Ab 1998 führte eine intensive luftbildarchäologische Prospektion unter Leitung der Bezirksarchäologie Braunschweig Jahr für Jahr zur Entdeckung neuer Erdwerke im Arbeitsgebiet. Bisher konnten in dieser Region von nur ca. 600 Quadratkilometern Ausdehnung mehr als 30 Erdwerke bzw. Grabenanlagen lokalisiert werden. Etwa zwei Drittel aller Objekte zählen zur Gruppe der monumentalen Erdwerke, eine außergewöhnlich hohe Zahl. Die monumentalen Erdwerke des Braunschweiger Landes bilden zur Zeit die dichteste Konzentration dieses Bautyps im mittel- und westeuropäischen Raum. Angesichts dieser Ballung müssen die bisherigen Interpretationsansätze völlig neu überdacht werden.

Gleichzeitig mit der Prospektion aus der Luft wurden im Rahmen des EWBSL-Projektes an verschiedenen Erdwerken Testgrabungen mit dem Ziel vorgenommen, datierbares Material sowie erste Informationen über die Eigenschaften der Umfassungsanlagen zu gewinnen.
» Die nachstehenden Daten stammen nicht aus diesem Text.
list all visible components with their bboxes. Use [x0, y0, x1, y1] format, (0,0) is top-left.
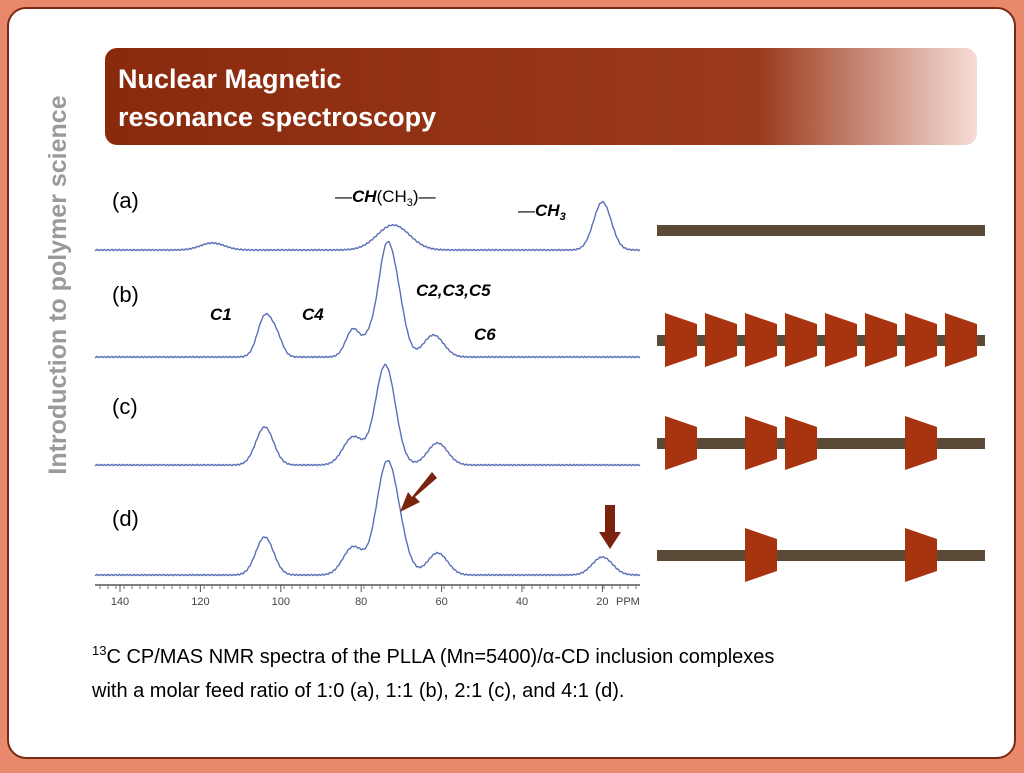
peak-label-part: )—	[413, 187, 436, 206]
chain	[657, 335, 985, 346]
title-line: Nuclear Magnetic	[118, 64, 342, 94]
header-bar	[105, 48, 977, 145]
panel-label: (b)	[112, 282, 139, 307]
arrow	[599, 505, 621, 549]
tick-label: 40	[516, 596, 528, 608]
tick-label: 100	[272, 596, 290, 608]
chains	[657, 225, 985, 582]
cyclodextrin	[825, 313, 857, 367]
peak-label-part: CH	[352, 187, 377, 206]
cyclodextrin	[865, 313, 897, 367]
cyclodextrin	[705, 313, 737, 367]
arrow	[400, 472, 437, 512]
peak-label: C2,C3,C5	[416, 281, 491, 300]
panel-label: (c)	[112, 394, 138, 419]
spectrum	[94, 240, 641, 359]
peak-label-part: (CH	[377, 187, 407, 206]
sidebar-title: Introduction to polymer science	[44, 95, 72, 474]
chain	[657, 550, 985, 561]
cyclodextrin	[905, 416, 937, 470]
spectrum	[94, 200, 641, 252]
panel-label: (a)	[112, 188, 139, 213]
peak-label-part: CH	[535, 201, 560, 220]
peak-label: C4	[302, 305, 324, 324]
title-line: resonance spectroscopy	[118, 102, 436, 132]
cyclodextrin	[905, 313, 937, 367]
cyclodextrin	[745, 528, 777, 582]
tick-label: 60	[435, 596, 447, 608]
peak-label: —CH(CH3)—	[335, 187, 436, 209]
caption-text: C CP/MAS NMR spectra of the PLLA (Mn=540…	[106, 646, 774, 668]
tick-label: 120	[191, 596, 209, 608]
cyclodextrin	[785, 416, 817, 470]
axis-ticks: 140 120 100 80 60 40 20	[99, 585, 637, 608]
peak-label-part: —	[518, 201, 535, 220]
cyclodextrin	[945, 313, 977, 367]
peak-label: —CH3	[518, 201, 566, 223]
peak-label-part: 3	[560, 211, 566, 223]
cyclodextrin	[905, 528, 937, 582]
peak-label-part: 3	[407, 197, 413, 209]
chain	[657, 225, 985, 236]
cyclodextrin	[745, 313, 777, 367]
peak-label: C6	[474, 325, 496, 344]
chain	[657, 438, 985, 449]
caption-sup: 13	[92, 643, 106, 658]
peak-label: C1	[210, 305, 232, 324]
tick-label: 20	[596, 596, 608, 608]
tick-label: 80	[355, 596, 367, 608]
spectrum	[94, 363, 641, 467]
spectrum	[94, 459, 641, 577]
cyclodextrin	[665, 416, 697, 470]
panel-label: (d)	[112, 506, 139, 531]
peak-label-part: —	[335, 187, 352, 206]
cyclodextrin	[665, 313, 697, 367]
cyclodextrin	[785, 313, 817, 367]
tick-label: 140	[111, 596, 129, 608]
cyclodextrin	[745, 416, 777, 470]
caption: 13C CP/MAS NMR spectra of the PLLA (Mn=5…	[92, 643, 774, 668]
caption: with a molar feed ratio of 1:0 (a), 1:1 …	[91, 680, 624, 702]
spectra	[94, 200, 641, 577]
axis-unit: PPM	[616, 596, 640, 608]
Für fast alle Anlagen konnten darüber hinaus mithilfe entzerrter Luftbilder Grundrisse rekonstruiert werden, die weitergehende Aussagen zur Bauform ermöglichen. Begleitende naturwissenschaftlichen Untersuchungen wurden von der Deutschen Forschungsgemeinschaft gefördert.

Begriffsklärung >

 

Blick vom Erdwerk bei Groß Vahlberg auf Schöppenstedt und den Elm. Im Hintergrund die Emissionswolke des Kraftwerks Buschhaus bei Schöningen.

Bildrechte: © Dirk Fabian 2011.



Aktuelles


Letzte Site-Aktualisierung: 04.05.2016


05/2016  Download der Abschluss-Publikation

Dank des Entgegenkommens unseres Verlegers Dr. Bert Wiegel (VML Verlag Marie Leidorf >) können wir die als Print vergriffene Abschluss-Publikation des EWBSL-Projektes nun als Download zur Verfügung stellen. Sie finden den Link unten auf der Seite EWBSL-Projekt >.



11/2012  Erdwerk Eitzum: Zu Ende gebaut!

Im Verlauf des EWBSL-Projekts bestand bei zwei Erdwerken der Verdacht auf einen Abbruch der Bauarbeiten vor der Vollendung des jeweiligen Grabenrundes. Im Fall der Anlage von Jerxheim 8 stellte sich aber heraus, dass es sich bei dem vermeintlich unvollendeten Bauwerk um eine geologische Störung handelt der Fall wird hier > vorgestellt.
Beim zweiten Kandidaten, Eitzum (siehe auch Bild unten), schienen alle bisherigen Luftbilder für ein Abbrechen des Grabenverlaufes in beiden Richtungen zu sprechen. Störungen in der Bodenstruktur verhinderten jedoch eine endgültige Klärung (Geschwinde/Raetzel-Fabian 2009, 31ff., Abb.13). Eine neue Aufnahme von Andreas Grüttemann zeigt nun, dass sich die Gräben im Nordwesten der Anlage unmittelbar südlich eines Feldweges fortsetzen. Auch im Südosten scheint eine Fortsetzung von zumindest zwei Gräben in Richtung Waldrand vorhanden zu sein. Offen bleibt, ob der Außengraben im Süden der Anlage zur Ausführung kam. Möglicherweise schwenkt er hier leicht nach Süden aus und entzieht sich im Bereich einer Bodenwanne der Beobachtung.



07/2012  Exkurs: Luftbildauswertung - Erdwerk für 10 Minuten >



07/2012  Neue Entzerrung des Erdwerks von Wittmar >


 
12/2010  Bestattung der Baalberger Kultur bei Werlaburgdorf >.



08/2009  Monumentales Erdwerk bei Sambleben

Neue, durch Andreas Grüttemann erstellte Luftbilder bestätigen die bereits vermutete Zugehörigkeit des Doppelgrabensystems bei Sambleben zur Gruppe der monumentalen Erdwerke. Bisher war der Grabenverlauf nur im Osten des Erdwerks auf einer kurzen Teilstrecke dokumentiert; auf den neuen Bilder zeigt sich nun in 470 m Entfernung ebenfalls auf einem kurzen Abschnitt der westliche Teil der Umfassung.